Spectators reminisced during the demolition of the beloved fast-food joint that will make way for a major park restoring the Presidio's nature for the first time since 1915.

In 13 brief years, the Presidio Burger King, with its expansive views of the bay, left an indelible mark on wistful San Franciscans that has resurfaced leading up to a public demolition on Thursday.

Many who had ties to the Presidio itself gathered as spectators to honor the past of, well, whoppers, and look toward its future as part of the Tunnel Tops, a $100 million project that will yield a 14-acre park upon the completed fundraising phase.  

Burger King’s day-long demolition is but a sacrifice to turn the Presidio in a public place that restores its natural habitat for the first time in more than 100 years, with the intention of bringing in both Bay Area youth and visitors worldwide. (Fans of the High Line in New York may have even more to look forward to, as its lead designer, James Corner Field Operations, will be part of the project.) 

Jean Fraser, CEO of the Presidio Trust, and Greg Moore, President and CEO of the Golden Gate National Park Conservancy, react as they watch the demolition. (Kevin N. Hume/S.F. Examiner)

When the park opens in 2021, Tom Williams can count himself as one of the few who has seen the site in many of its forms. For four short months, due to what he calls his poor work ethic as a teenager with his first job, he worked for the Burger King as it transitioned and when it opened to large crowds — and under the rigid leadership of the military before it turned into a franchise.

“It was an awesome place to work,” says Williams, who worked there with a few classmates from nearby George Washington High School. “It was really serene.”

Alas, the Burger King closed in 2002, ceding the throne of fast-food-with-a-view to the Taco Bell in Pacifica. The Goldman Foundation eventually took up the office but the Presidio Trust turned it into event space when they vacated in 2005. Williams, already the facilities manager, returned to the building of his first job that would produce additional warm memories.

Recollections of the Burger King often come from families who lived at the Presidio post when it was a military post. The building first opened in 1968 as an Observation Outpost that functioned as a cafeteria, which lost too much money to stay open.

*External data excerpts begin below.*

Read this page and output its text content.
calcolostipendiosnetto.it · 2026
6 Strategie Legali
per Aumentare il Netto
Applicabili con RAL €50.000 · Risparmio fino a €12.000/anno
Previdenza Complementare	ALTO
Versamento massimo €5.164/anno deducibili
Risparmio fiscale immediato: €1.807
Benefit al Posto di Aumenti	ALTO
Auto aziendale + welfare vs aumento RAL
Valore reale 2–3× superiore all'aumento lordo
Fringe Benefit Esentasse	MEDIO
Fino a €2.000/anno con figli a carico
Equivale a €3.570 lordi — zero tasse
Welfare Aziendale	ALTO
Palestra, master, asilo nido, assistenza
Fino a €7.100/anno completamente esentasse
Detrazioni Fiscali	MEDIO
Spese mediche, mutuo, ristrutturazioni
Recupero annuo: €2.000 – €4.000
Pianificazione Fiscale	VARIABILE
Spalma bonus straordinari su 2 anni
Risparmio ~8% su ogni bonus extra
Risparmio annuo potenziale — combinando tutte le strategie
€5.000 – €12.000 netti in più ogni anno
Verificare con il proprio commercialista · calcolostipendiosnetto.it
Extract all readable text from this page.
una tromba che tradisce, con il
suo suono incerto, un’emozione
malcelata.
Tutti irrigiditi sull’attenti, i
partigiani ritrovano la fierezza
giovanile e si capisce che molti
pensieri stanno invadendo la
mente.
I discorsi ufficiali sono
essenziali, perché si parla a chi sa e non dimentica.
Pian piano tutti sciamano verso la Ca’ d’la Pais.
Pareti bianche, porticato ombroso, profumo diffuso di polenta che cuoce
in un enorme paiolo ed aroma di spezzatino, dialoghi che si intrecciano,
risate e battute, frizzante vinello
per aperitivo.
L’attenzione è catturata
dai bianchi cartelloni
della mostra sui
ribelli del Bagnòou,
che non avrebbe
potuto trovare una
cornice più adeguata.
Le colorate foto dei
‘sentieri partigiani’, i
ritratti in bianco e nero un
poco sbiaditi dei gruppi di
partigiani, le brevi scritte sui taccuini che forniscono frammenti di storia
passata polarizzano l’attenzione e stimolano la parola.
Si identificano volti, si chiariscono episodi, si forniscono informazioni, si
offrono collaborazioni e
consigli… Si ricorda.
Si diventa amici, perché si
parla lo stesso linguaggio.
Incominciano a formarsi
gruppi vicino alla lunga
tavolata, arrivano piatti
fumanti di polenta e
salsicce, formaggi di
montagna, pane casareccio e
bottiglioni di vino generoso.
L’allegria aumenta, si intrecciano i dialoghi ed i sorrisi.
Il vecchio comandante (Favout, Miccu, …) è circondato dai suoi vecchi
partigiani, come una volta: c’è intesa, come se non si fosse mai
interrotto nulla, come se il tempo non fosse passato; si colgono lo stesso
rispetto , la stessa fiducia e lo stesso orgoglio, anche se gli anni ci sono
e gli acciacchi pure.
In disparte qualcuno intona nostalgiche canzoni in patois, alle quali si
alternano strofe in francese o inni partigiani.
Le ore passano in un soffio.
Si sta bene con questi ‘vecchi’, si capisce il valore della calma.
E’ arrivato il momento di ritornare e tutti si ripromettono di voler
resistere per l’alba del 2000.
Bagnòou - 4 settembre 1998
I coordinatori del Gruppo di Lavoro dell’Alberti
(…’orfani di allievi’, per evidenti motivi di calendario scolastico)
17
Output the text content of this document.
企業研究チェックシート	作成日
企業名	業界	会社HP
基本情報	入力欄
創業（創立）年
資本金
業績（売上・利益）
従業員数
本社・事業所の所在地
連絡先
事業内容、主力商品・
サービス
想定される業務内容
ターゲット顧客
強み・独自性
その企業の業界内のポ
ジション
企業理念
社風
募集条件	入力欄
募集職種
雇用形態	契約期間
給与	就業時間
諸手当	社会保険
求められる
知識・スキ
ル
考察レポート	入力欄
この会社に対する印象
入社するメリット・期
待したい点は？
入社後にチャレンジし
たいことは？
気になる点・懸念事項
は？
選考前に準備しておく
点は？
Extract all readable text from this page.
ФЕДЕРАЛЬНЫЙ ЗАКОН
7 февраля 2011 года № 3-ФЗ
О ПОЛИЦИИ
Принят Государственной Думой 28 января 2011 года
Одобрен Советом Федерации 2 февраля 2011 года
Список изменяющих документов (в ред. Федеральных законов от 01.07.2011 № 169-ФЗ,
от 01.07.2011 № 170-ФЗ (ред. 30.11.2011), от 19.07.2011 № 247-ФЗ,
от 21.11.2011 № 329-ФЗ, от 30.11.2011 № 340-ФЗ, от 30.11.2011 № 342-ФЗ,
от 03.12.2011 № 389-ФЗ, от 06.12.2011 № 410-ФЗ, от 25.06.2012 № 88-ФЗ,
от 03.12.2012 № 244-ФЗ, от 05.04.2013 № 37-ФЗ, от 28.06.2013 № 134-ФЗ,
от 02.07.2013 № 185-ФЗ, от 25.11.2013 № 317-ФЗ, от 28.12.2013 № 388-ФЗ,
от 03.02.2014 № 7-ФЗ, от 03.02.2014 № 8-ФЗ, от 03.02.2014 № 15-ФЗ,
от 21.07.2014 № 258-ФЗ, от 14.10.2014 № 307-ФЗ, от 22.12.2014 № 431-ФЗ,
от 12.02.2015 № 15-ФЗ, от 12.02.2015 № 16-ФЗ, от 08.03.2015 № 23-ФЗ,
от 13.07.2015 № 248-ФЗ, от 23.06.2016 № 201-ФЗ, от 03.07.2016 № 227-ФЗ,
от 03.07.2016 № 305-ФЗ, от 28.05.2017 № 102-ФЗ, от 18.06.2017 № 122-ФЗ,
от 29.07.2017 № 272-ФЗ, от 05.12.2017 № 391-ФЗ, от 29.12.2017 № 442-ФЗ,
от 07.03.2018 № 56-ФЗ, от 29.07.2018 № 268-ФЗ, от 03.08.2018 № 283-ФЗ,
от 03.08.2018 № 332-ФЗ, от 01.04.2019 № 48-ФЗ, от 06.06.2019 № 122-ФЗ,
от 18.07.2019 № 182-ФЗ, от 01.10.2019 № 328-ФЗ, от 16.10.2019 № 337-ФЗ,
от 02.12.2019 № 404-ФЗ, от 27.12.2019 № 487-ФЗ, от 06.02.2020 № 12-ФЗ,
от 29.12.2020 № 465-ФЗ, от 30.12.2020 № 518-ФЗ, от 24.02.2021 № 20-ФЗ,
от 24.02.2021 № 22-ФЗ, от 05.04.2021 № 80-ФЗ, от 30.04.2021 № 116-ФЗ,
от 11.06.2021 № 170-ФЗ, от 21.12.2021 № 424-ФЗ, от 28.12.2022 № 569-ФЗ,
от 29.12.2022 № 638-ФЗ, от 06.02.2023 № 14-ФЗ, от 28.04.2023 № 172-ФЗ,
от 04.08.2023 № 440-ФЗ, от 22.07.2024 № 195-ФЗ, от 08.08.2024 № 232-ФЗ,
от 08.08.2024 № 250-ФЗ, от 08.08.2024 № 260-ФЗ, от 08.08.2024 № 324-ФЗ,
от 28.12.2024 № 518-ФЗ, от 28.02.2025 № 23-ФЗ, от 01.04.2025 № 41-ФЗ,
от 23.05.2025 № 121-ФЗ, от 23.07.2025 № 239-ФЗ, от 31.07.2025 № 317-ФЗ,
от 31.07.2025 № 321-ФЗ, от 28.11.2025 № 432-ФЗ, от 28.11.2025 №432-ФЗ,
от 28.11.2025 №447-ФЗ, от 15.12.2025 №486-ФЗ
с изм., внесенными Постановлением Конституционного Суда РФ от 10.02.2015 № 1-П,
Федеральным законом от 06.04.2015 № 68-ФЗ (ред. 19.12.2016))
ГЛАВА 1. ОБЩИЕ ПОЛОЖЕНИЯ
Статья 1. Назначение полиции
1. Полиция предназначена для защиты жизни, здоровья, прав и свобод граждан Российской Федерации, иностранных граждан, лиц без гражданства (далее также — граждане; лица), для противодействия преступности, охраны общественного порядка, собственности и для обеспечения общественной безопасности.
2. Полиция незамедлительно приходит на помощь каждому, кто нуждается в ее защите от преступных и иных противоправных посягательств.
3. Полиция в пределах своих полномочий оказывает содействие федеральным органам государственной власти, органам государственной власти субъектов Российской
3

“I remember when the new commissary and the Burger King were built, what a view from the inside of the Burger King!” wrote Karen Knight, who lived at the post from 1986-1990, for the National Park Service.

That view so cherished by San Franciscans lucky enough to eat greasy fries while looking at the Golden Gate Bridge will soon be open to the public, which didn’t have great accessibility to the Presidio. Plus, the wild character of the Presidio will be restored for the first time since 1915, when it was filled in for Panama-Pacific International Exposition.

“Fundamentally, what the Tunnel Tops are going to do is knit back together this magnificent park that was torn asunder,” Jean Fraser, Presidio Trust CEO, tells SF Weekly. “This where we’re really reclaiming the land.” 

This story has been updated with the accurate closing date of Burger King provided by the Presidio Trust.